Synopses & Reviews
The Orange Prize-winning author Kate Grenville recalls her family's history in an astounding novel about the pioneers of New South Wales. Already a best seller in Australia,
The Secret River is the story of Grenville's ancestors, who wrested a new life from the alien terrain of Australia and its native people. London, 1806. William Thornhill, a Thames bargeman, is deported to the New South Wales colony in what would become Australia. In this new world of convicts and charlatans, Thornhill tries to pull his family into a position of power and comfort. When he rounds a bend in the Hawkesbury River and sees a gentle slope of land, he becomes determined to make the place his own. But, as uninhabited as the island appears, Australia is full of native people, and they do not take kindly to Thornhill's theft of their home.

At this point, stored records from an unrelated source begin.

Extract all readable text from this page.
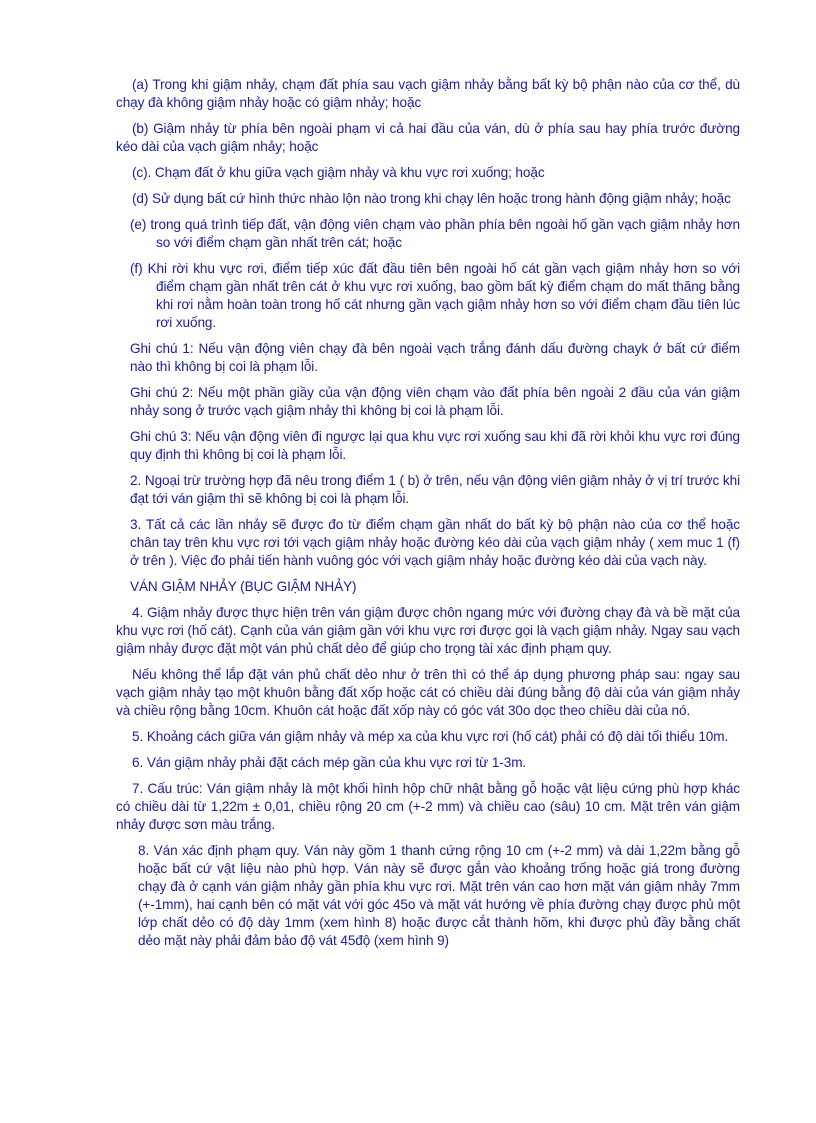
(a) Trong khi giậm nhảy, chạm đất phía sau vạch giậm nhảy bằng bất kỳ bộ phận nào của cơ thể, dù chạy đà không giậm nhảy hoặc có giậm nhảy; hoặc

(b) Giậm nhảy từ phía bên ngoài phạm vi cả hai đầu của ván, dù ở phía sau hay phía trước đường kéo dài của vạch giậm nhảy; hoặc

(c). Chạm đất ở khu giữa vạch giậm nhảy và khu vực rơi xuống; hoặc

(d) Sử dụng bất cứ hình thức nhào lộn nào trong khi chạy lên hoặc trong hành động giậm nhảy; hoặc

(e) trong quá trình tiếp đất, vận động viên chạm vào phần phía bên ngoài hố gần vạch giậm nhảy hơn so với điểm chạm gần nhất trên cát; hoặc

(f) Khi rời khu vực rơi, điểm tiếp xúc đất đầu tiên bên ngoài hố cát gần vạch giậm nhảy hơn so với điểm chạm gần nhất trên cát ở khu vực rơi xuống, bao gồm bất kỳ điểm chạm do mất thăng bằng khi rơi nằm hoàn toàn trong hố cát nhưng gần vạch giậm nhảy hơn so với điểm chạm đầu tiên lúc rơi xuống.

Ghi chú 1: Nếu vận động viên chạy đà bên ngoài vạch trắng đánh dấu đường chayk ở bất cứ điểm nào thì không bị coi là phạm lỗi.

Ghi chú 2: Nếu một phần giầy của vận động viên chạm vào đất phía bên ngoài 2 đầu của ván giậm nhảy song ở trước vạch giậm nhảy thì không bị coi là phạm lỗi.

Ghi chú 3: Nếu vận động viên đi ngược lại qua khu vực rơi xuống sau khi đã rời khỏi khu vực rơi đúng quy định thì không bị coi là phạm lỗi.

2. Ngoại trừ trường hợp đã nêu trong điểm 1 ( b) ở trên, nếu vận động viên giậm nhảy ở vị trí trước khi đạt tới ván giậm thì sẽ không bị coi là phạm lỗi.

3. Tất cả các lần nhảy sẽ được đo từ điểm chạm gần nhất do bất kỳ bộ phận nào của cơ thể hoặc chân tay trên khu vực rơi tới vạch giậm nhảy hoặc đường kéo dài của vạch giậm nhảy ( xem muc 1 (f) ở trên ). Việc đo phải tiến hành vuông góc với vạch giậm nhảy hoặc đường kéo dài của vạch này.

VÁN GIẬM NHẢY (BỤC GIẬM NHẢY)

4. Giậm nhảy được thực hiện trên ván giậm được chôn ngang mức với đường chạy đà và bề mặt của khu vực rơi (hố cát). Cạnh của ván giậm gần với khu vực rơi được gọi là vạch giậm nhảy. Ngay sau vạch giậm nhảy được đặt một ván phủ chất dẻo để giúp cho trọng tài xác định phạm quy.

Nếu không thể lắp đặt ván phủ chất dẻo như ở trên thì có thể áp dụng phương pháp sau: ngay sau vạch giậm nhảy tạo một khuôn bằng đất xốp hoặc cát có chiều dài đúng bằng độ dài của ván giậm nhảy và chiều rộng bằng 10cm. Khuôn cát hoặc đất xốp này có góc vát 30o dọc theo chiều dài của nó.

5. Khoảng cách giữa ván giậm nhảy và mép xa của khu vực rơi (hố cát) phải có độ dài tối thiểu 10m.

6. Ván giậm nhảy phải đặt cách mép gần của khu vực rơi từ 1-3m.

7. Cấu trúc: Ván giậm nhảy là một khối hình hộp chữ nhật bằng gỗ hoặc vật liệu cứng phù hợp khác có chiều dài từ 1,22m ± 0,01, chiều rộng 20 cm (+-2 mm) và chiều cao (sâu) 10 cm. Mặt trên ván giậm nhảy được sơn màu trắng.

8. Ván xác định phạm quy. Ván này gồm 1 thanh cứng rộng 10 cm (+-2 mm) và dài 1,22m bằng gỗ hoặc bất cứ vật liệu nào phù hợp. Ván này sẽ được gắn vào khoảng trống hoặc giá trong đường chạy đà ở cạnh ván giậm nhảy gần phía khu vực rơi. Mặt trên ván cao hơn mặt ván giậm nhảy 7mm (+-1mm), hai cạnh bên có mặt vát với góc 45o và mặt vát hướng về phía đường chạy được phủ một lớp chất dẻo có độ dày 1mm (xem hình 8) hoặc được cắt thành hõm, khi được phủ đầy bằng chất dẻo mặt này phải đảm bảo độ vát 45độ (xem hình 9)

The Secret River is the tale of Thornhill's deep love for his small corner of the new world, and his slow realization that if he wants to settle there, he must ally himself with the most despicable of the white settlers, and to keep his family safe, he must permit terrifying cruelty to come to innocent people.
Review
"A riveting narrative unfolds into a chilling allegory...[a] rich historical novel....Grenville's best, and a giant leap forward." Kirkus Reviews
Review
"Grenville writes lyrically, especially in her description of the Australian landscape, while her gift for the telling phrase...enlivens an essentially dark narrative." Booklist
Review
"The narrative offers a fascinating look at the uneasy coexistence between the settlers and the aborigines, as well as at the internal pressures of a marriage where husband and wife nurture contradictory dreams." Library Journal
Review
"The most remarkable quality of Kate Grenville's new novel is the way it conveys the enormous tragedy of Australia's founding through the moral compromises of a single ordinary man....Grenville's powerful telling of this story is so moving, so exciting, that you're barely aware of how heavy and profound its meaning is until you reach the end in a moment of stunned sadness." Ron Charles, The Washington Post Book World (read the entire Washington Post Book World review)
Synopsis
In 1806 William Thornhill, an illiterate English bargeman and a man of quick temper but deep compassion, steals a load of wood and, as a part of his lenient sentence, is deported, along with his beloved wife, Sal, to the New South Wales colony in what would become Australia.
The Secret River is the tale of William and Sals deep love for their small, exotic corner of the new world, and Williams gradual realization that if he wants to make a home for his family, he must forcibly take the land from the people who came before him. Acclaimed around the world,
The Secret River is a magnificent, transporting work of historical fiction.